What I’ve learned this week? If you want to see what your kids have learned, you might have to make them do several projects and papers…and they might hate you.
Okay, maybe they don’t hate me, but my American Seminar kids sure didn’t like me by the end of this week.
I had them work on a project for Anne Bradstreet and her poetry. This was a fifteen point group project: talk about your given poem, read it aloud, and analyze it. Piece of cake. Nope. Wrong. They did terrible.
When students don’t put effort into what they’re doing and it’s obvious, it’s time to make them do it again. (At least that was my thinking). After pretty much failing the majority of them on the group project, (yikes…but I really did!) I made them write a single-spaced, 1-2 page paper on their given poem. To read more about how that went, and the entire process, click here.

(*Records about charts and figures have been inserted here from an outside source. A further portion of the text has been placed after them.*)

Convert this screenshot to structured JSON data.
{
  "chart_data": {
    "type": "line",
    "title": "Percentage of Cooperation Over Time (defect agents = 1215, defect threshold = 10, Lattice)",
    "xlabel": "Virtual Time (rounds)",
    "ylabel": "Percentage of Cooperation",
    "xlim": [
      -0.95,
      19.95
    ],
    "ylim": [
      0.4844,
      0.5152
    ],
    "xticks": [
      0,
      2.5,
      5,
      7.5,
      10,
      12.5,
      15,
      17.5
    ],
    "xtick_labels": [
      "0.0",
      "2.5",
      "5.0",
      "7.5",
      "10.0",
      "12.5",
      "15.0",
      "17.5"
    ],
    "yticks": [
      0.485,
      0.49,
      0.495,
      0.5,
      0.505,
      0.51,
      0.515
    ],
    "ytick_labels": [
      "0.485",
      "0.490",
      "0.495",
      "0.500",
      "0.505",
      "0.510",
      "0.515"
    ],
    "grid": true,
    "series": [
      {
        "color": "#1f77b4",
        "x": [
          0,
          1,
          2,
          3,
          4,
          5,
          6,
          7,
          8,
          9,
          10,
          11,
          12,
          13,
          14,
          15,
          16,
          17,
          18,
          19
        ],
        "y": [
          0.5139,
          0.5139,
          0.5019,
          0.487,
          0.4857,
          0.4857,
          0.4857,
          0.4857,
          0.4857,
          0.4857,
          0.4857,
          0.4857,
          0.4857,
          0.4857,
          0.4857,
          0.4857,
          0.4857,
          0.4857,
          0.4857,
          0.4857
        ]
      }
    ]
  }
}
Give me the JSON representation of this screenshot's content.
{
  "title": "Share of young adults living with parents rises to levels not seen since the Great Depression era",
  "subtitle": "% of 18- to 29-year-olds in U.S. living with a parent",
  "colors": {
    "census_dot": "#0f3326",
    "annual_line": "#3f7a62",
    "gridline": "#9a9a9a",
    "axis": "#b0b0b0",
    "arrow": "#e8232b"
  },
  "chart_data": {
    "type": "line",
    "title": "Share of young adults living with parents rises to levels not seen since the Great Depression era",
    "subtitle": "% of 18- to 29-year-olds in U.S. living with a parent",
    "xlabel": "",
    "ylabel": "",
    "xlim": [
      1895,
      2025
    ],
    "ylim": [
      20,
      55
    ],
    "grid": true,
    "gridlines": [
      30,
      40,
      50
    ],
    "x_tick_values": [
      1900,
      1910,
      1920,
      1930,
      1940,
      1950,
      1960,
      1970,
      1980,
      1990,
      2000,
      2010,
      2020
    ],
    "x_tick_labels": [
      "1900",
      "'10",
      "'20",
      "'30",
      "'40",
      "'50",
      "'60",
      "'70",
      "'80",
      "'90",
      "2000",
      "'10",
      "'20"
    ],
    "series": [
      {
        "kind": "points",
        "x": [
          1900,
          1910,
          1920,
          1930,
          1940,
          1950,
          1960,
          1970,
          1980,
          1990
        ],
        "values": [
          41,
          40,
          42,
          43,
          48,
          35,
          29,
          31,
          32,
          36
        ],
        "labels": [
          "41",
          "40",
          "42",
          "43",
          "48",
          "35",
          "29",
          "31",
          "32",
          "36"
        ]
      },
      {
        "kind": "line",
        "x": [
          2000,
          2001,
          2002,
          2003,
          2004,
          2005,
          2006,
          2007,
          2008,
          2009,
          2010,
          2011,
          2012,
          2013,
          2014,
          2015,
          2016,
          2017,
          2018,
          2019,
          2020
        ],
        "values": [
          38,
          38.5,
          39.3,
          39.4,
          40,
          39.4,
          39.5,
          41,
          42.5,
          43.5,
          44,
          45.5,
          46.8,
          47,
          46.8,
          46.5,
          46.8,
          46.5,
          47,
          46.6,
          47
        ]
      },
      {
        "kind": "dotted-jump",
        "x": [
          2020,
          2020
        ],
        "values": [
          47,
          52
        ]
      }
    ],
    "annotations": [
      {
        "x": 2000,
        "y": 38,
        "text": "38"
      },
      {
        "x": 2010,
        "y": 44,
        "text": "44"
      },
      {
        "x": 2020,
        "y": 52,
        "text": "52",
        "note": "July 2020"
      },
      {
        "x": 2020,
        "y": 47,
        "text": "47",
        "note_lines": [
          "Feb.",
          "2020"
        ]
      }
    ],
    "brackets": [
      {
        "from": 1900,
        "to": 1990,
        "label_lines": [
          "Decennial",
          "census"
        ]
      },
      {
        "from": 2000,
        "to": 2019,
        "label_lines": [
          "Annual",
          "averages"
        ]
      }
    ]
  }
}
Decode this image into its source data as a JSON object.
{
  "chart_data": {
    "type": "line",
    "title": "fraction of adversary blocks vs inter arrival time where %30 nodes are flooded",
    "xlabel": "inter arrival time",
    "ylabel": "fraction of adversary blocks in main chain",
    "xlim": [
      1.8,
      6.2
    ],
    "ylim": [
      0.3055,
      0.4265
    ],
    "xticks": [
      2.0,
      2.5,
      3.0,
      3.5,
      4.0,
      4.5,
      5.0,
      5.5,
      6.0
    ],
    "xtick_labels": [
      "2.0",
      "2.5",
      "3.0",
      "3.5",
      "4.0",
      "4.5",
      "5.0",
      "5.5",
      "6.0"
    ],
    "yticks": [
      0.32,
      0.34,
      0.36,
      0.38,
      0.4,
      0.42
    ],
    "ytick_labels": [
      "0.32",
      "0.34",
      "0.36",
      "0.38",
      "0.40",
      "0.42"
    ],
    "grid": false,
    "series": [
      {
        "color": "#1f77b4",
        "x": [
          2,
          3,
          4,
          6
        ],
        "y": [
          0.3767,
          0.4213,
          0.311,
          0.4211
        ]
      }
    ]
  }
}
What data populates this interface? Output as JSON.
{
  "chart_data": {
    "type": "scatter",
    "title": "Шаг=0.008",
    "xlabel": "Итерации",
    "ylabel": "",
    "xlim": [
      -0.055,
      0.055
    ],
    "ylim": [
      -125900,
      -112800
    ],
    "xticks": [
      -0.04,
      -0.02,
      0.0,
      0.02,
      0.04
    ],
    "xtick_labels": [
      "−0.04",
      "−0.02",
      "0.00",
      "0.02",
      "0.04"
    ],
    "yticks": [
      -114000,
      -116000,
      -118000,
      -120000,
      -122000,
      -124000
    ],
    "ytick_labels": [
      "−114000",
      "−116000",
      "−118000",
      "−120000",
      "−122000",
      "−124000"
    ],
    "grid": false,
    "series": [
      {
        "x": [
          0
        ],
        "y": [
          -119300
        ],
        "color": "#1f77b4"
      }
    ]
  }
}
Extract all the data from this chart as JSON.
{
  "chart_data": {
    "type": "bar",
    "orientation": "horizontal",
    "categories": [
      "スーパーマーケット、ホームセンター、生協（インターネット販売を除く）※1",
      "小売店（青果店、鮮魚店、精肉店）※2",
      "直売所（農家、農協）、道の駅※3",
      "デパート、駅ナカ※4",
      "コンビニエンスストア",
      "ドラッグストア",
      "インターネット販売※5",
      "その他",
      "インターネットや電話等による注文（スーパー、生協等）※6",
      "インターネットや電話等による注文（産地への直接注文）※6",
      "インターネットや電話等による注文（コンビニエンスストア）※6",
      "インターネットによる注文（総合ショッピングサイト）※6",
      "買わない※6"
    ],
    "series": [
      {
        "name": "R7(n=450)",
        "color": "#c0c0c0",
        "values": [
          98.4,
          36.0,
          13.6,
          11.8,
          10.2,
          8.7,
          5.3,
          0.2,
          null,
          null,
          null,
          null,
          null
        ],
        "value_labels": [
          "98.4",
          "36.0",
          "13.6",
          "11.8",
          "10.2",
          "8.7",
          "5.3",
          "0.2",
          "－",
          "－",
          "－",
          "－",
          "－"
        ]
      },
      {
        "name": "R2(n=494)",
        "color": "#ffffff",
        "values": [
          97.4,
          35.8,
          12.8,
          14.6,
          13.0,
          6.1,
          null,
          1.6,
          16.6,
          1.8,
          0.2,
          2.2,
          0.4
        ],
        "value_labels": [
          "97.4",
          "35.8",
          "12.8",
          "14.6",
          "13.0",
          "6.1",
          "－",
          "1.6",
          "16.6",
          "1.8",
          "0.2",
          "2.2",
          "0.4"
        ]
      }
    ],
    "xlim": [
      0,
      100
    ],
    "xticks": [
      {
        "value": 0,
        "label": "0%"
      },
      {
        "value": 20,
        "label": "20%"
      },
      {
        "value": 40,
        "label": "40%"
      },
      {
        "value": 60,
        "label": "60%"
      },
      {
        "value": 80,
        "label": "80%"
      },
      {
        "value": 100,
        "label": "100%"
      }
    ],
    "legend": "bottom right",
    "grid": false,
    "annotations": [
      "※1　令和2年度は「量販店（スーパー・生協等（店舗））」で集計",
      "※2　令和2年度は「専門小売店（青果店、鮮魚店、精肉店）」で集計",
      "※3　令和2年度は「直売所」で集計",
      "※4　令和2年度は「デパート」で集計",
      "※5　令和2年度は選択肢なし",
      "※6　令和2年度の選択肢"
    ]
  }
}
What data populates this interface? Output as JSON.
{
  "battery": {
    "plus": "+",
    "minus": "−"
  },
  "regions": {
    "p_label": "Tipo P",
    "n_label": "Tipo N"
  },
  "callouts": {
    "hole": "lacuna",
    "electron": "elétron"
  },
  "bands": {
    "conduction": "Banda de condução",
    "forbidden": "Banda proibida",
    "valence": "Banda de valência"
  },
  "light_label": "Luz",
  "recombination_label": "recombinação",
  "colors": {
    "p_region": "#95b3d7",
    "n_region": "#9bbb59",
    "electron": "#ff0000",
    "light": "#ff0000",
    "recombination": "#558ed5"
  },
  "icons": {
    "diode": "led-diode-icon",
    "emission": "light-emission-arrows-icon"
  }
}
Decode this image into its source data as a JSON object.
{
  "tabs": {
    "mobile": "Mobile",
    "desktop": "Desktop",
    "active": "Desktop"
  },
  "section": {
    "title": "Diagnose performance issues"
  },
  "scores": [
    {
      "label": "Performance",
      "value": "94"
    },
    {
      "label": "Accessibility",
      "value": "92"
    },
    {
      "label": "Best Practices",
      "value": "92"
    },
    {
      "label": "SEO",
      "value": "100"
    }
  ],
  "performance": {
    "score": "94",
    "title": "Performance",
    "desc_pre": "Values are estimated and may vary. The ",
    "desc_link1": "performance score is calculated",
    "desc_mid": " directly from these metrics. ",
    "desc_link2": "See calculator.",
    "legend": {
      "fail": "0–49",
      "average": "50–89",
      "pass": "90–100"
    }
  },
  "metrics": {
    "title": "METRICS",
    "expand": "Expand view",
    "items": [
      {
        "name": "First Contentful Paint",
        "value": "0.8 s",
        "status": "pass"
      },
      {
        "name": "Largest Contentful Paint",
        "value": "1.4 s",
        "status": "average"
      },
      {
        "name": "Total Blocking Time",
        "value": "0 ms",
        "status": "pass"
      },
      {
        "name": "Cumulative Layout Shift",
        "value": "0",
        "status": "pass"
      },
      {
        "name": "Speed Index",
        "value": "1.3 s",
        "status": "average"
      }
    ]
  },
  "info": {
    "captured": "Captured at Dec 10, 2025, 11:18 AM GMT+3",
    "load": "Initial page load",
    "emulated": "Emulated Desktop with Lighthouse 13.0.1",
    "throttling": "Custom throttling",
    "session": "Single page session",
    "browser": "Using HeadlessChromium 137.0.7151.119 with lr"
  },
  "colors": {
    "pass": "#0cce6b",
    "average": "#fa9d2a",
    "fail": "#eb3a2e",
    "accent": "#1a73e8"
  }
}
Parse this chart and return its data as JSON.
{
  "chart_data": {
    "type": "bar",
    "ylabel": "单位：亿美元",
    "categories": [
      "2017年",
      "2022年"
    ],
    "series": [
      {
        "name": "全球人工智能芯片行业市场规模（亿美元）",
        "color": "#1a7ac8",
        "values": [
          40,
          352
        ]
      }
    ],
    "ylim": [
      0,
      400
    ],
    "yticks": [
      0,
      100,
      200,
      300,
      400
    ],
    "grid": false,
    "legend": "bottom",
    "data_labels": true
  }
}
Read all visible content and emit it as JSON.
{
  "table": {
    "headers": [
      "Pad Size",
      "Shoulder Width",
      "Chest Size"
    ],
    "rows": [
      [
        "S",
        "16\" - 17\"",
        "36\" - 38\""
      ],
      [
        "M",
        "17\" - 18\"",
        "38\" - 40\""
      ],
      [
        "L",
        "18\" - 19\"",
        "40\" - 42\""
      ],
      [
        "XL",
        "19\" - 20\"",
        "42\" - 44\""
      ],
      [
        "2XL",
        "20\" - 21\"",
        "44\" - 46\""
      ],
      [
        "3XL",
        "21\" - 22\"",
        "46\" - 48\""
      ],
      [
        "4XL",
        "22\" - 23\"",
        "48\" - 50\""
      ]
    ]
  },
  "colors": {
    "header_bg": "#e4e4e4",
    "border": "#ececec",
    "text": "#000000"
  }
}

This was a learning experience for me. I realized that sometimes I need to be clearer with expectations. I also realized that despite how my students feel when I give them another assignment, I have to do it anyways. I’m their teacher not their friend.
Coming up with secondary assignments wasn’t too difficult, but I also realized the importance of having back-up plans for every single thing I do. After reading their papers, I realized the students now had a very clear grasp of the poems and their components. Even though this might have been a not-so-fun lesson learned, it did help the students to have an even deeper knowledge base. Hopefully they won’t hate me for too long!